Book TV Schedule. C-SPAN 1 schedule. Topics from After Words and Q&A follow.
Note: At this point all the links seem to work but the sites themselves are intermittently down.
On C-SPAN 1, Lamb Q[uestions] & Paul Weyrich of Free Congress Foundation, Chairman & CEO A[nswers] (8:00 p.m. and again 11:00). He ” talks about starting the Heritage Foundation and being a part of the conservative movement in Washington.”
“After Words has an interesting match-up discussion, appropriately for Easter Sunday (given C-Span’s mission); “Jim Wallis, editor of Sojourners magazine discusses his book, God’s Politics: Why the Right Gets It Wrong and the Left Doesn’t Get It.
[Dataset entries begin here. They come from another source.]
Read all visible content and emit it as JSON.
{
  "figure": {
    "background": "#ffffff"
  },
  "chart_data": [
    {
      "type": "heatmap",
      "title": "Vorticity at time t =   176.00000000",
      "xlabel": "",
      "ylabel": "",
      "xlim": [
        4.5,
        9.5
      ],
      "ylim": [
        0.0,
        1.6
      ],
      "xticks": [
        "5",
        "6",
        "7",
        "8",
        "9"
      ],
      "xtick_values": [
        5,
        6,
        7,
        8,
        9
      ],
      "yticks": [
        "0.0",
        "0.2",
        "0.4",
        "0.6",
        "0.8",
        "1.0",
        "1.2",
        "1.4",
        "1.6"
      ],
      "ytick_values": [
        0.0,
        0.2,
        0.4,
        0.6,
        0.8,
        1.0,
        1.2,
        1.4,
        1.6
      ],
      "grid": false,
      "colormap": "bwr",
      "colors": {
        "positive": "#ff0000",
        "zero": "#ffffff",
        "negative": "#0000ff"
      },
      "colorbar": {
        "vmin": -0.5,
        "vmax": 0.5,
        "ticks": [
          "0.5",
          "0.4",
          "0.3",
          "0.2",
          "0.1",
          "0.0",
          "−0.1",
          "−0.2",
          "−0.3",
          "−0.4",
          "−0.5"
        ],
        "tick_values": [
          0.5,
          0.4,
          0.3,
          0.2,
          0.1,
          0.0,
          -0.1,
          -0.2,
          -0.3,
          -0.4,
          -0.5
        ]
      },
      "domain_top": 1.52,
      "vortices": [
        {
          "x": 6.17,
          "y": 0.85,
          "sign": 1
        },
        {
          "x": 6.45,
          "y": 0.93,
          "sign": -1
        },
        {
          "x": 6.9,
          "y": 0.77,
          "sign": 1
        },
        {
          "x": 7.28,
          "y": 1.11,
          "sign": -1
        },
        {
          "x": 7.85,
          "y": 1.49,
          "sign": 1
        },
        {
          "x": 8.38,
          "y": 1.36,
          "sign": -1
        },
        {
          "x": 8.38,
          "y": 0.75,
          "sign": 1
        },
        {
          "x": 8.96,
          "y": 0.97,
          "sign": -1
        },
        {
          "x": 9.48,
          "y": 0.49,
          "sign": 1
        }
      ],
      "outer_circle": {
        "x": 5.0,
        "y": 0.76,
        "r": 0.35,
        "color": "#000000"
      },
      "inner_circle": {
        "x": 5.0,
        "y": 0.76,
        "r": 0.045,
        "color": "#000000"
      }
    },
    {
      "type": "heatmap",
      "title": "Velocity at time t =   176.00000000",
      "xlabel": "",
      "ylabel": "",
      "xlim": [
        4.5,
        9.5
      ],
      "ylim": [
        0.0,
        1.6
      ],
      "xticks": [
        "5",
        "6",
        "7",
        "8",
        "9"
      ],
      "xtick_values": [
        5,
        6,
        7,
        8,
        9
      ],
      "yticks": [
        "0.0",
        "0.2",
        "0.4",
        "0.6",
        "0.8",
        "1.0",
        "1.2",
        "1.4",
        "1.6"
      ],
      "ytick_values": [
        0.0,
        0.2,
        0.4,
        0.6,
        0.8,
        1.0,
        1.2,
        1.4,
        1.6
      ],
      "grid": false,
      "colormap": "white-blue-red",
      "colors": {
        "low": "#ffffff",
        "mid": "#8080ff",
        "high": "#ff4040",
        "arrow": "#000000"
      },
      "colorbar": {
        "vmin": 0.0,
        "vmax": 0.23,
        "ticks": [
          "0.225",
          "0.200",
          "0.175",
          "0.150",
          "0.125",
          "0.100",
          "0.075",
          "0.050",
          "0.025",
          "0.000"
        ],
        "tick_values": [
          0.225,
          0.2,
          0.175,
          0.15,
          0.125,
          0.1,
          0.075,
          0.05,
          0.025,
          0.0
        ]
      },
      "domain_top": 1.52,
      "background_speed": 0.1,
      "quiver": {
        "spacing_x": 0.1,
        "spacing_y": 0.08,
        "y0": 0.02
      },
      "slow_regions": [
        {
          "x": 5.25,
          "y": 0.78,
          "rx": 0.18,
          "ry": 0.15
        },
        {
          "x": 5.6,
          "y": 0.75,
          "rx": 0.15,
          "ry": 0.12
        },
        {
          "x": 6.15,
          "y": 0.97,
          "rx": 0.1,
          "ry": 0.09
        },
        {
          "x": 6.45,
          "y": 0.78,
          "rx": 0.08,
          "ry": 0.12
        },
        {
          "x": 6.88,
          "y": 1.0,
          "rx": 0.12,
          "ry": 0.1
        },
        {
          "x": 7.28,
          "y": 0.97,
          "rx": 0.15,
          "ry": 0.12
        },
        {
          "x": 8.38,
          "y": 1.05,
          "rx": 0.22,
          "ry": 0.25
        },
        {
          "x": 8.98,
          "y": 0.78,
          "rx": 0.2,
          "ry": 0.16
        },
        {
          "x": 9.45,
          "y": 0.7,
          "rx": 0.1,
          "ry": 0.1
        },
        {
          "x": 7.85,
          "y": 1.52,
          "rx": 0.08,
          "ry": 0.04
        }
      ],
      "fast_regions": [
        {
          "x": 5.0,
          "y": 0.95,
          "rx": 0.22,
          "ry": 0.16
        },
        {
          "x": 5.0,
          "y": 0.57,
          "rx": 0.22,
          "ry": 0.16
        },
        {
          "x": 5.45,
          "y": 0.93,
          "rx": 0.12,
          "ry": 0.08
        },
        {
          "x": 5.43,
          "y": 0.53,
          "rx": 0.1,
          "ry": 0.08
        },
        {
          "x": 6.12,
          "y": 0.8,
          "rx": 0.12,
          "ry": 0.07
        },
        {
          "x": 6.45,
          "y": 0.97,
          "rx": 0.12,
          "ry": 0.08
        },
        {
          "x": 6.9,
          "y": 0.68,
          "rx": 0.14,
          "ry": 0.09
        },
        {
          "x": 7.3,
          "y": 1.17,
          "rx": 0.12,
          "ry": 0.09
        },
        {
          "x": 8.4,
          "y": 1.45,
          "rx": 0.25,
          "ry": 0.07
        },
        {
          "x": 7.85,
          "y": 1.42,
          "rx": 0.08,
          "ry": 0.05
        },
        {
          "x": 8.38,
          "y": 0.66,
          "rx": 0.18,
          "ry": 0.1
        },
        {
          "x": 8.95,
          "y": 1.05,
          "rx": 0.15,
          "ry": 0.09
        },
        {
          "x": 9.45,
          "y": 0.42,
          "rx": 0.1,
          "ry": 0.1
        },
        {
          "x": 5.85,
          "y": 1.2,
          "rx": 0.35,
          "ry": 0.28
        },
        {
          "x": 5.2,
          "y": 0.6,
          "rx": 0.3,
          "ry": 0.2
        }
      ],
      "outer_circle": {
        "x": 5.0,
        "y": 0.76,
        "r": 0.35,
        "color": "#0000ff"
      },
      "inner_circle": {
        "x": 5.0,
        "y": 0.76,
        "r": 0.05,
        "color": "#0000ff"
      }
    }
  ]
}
He is interviewed by Former Congressman Randy Tate, who led the Christian Coalition from 1997-1999.” (6:00 & 9:00 p.m. Sunday). At midnight on Saturday, last week’s interview (of Ari Fleischer by Karen Hosler) is rerun.
Book TV emphasizes the following: Sat at 9:15 pm, Sun at 10:30 am & Mon at 1:00 am, Jeffrey Sachs The End of Poverty: Economic Possibilities for Our Time.
Sun at 9:45 am &t 7:00 pm Mona Charen Do-Gooders: How Liberals Hurt Those They Claim to Help (and the Rest of Us)
Sat at 12:00 pm Robert Boynton The New New Journalism
Public Lives: Philip Short, Pol Pot: Anatomy of A NightmareSunday at midnight.
Encore Booknotes Sat at 7 p.m.: Ralph David Abernathy, And the Walls Came Tumbling Down: An Autobiography
A panel last week was interrupted by the reconvening of Congress; taped, it may appear later. Contrasting research & experience, the general with the particular, it draws some useful lines. These two were not used to reach a higher understanding, at least in the section broadcast. Rather, a stark contrast emerged from two different approaches to analyzing behavior as well as dealing with the quite commonsensical notion that sexual differences are biological as well as societal. My opinion: the wavering voices reflect the ivory tower, where dissension (and common sense) are left at the other side of the moat. Titled “Gender Differences: How Significant Are They?”: the panel consisted of Steven Rhoads, author of Taking Sex Differences Seriously and Andrea Buchanan, author of Mother Shock. The moderator was Claire Caplan of the UVA Women’s Center.